MOBIUS
- Formation: 1998; 28 years ago
- Type: Nonprofit
- Headquarters: Columbia, Missouri, US
- Region served: Missouri, Arkansas, Kansas, Iowa, Texas
- Executive Director: Donna Bacon
- Website: mobiusconsortium.org

= MOBIUS =

Consortium of libraries in Missouri and nearby U.S. states

MOBIUS is a consortium of libraries in Missouri and several nearby U.S states. It is based in Columbia, Missouri.

==Formation==
MOBIUS was originally established in 1998 by 50 libraries representing Missouri colleges and universities, with the University of Missouri acting as a host institution.
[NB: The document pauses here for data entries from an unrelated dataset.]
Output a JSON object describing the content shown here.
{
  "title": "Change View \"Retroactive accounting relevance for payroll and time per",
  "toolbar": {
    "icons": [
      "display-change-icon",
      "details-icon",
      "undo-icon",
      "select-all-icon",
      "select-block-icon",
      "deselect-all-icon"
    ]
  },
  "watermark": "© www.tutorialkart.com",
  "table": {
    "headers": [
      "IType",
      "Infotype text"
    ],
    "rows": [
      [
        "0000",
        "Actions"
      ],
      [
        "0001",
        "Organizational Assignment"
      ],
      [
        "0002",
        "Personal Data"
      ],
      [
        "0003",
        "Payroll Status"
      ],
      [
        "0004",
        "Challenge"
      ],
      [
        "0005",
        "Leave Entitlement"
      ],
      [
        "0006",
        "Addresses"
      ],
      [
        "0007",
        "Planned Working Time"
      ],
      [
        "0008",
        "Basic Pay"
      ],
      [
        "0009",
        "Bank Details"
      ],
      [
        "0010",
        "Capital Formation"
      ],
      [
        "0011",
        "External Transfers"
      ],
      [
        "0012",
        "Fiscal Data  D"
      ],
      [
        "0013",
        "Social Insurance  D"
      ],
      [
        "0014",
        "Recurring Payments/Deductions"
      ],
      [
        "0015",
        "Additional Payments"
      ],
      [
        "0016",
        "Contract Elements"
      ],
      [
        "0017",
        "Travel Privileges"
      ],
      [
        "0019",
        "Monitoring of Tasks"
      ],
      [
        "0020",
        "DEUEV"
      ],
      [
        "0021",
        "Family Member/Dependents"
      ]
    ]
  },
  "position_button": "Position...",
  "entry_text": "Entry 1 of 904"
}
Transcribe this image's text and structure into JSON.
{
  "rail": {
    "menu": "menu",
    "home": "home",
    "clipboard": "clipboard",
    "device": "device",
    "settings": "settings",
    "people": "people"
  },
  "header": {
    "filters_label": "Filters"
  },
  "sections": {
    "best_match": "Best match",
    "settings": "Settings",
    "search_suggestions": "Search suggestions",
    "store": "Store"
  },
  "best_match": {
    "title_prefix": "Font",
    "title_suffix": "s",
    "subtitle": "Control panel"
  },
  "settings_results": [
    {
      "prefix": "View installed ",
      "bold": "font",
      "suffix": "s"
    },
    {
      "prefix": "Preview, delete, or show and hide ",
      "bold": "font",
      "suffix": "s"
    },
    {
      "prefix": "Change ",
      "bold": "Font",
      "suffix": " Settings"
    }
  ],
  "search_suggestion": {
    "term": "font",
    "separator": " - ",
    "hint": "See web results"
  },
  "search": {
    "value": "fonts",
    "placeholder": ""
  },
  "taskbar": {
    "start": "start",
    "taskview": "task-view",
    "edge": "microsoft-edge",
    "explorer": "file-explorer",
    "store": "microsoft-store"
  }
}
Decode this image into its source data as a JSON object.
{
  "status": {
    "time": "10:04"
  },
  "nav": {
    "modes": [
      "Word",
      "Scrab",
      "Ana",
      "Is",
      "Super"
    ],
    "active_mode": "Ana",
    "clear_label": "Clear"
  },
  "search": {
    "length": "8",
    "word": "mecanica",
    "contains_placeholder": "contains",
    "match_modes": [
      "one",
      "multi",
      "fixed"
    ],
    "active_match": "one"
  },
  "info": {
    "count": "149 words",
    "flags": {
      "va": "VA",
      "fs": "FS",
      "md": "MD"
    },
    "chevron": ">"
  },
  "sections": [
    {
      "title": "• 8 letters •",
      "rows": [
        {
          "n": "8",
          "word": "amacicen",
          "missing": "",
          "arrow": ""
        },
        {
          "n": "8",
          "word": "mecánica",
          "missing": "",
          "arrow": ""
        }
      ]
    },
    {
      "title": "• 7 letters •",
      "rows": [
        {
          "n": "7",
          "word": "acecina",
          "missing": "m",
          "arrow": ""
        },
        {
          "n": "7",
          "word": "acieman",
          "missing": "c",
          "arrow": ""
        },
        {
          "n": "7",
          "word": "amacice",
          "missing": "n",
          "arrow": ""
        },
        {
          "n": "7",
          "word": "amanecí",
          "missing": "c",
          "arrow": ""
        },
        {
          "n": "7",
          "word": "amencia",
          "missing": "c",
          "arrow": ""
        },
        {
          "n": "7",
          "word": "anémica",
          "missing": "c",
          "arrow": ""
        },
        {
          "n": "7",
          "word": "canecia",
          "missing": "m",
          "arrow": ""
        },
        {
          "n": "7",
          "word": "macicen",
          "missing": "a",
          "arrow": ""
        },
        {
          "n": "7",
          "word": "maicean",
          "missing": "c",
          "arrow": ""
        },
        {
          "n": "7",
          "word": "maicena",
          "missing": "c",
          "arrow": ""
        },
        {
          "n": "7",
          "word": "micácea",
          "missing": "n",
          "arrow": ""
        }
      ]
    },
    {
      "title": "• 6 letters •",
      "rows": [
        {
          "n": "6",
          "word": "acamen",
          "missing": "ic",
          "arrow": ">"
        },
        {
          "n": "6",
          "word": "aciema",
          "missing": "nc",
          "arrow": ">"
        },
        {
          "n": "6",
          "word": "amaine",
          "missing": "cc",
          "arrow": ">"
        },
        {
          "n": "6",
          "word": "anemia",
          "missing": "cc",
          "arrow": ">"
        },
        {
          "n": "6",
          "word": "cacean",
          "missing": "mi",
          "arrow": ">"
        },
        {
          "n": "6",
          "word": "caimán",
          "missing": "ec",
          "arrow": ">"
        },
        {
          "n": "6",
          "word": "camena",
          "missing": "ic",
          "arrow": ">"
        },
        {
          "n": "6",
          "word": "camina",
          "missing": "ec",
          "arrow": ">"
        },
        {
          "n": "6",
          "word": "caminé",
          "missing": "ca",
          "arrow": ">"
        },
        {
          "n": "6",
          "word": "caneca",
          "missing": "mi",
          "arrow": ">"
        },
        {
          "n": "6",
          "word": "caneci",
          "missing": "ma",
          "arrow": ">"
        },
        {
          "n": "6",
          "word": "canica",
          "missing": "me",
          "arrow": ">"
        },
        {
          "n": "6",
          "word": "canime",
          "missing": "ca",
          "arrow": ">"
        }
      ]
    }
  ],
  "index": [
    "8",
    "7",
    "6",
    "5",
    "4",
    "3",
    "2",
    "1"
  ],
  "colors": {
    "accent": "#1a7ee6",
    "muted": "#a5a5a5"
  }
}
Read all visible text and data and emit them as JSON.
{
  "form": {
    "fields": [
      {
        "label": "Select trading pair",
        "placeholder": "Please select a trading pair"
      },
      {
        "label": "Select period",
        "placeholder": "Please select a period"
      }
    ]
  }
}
The name was originally an acronym for Missouri Bibliographic Information User System, although the organization no longer uses it as such. In 2010 MOBIUS separated from the University of Missouri and became a Missouri not-for-profit corporation. The Tulsa City-County Library system became the first out-of-state member in 2014.

==Membership==
As of 2020 the consortium includes 66 academic libraries, 7 public libraries, 3 special libraries, and the Missouri State Library, serving a total of 213 physical branches. The MOBIUS Union Catalog includes over 29 million items. Member libraries extend into Oklahoma, Iowa, Kansas, and Texas.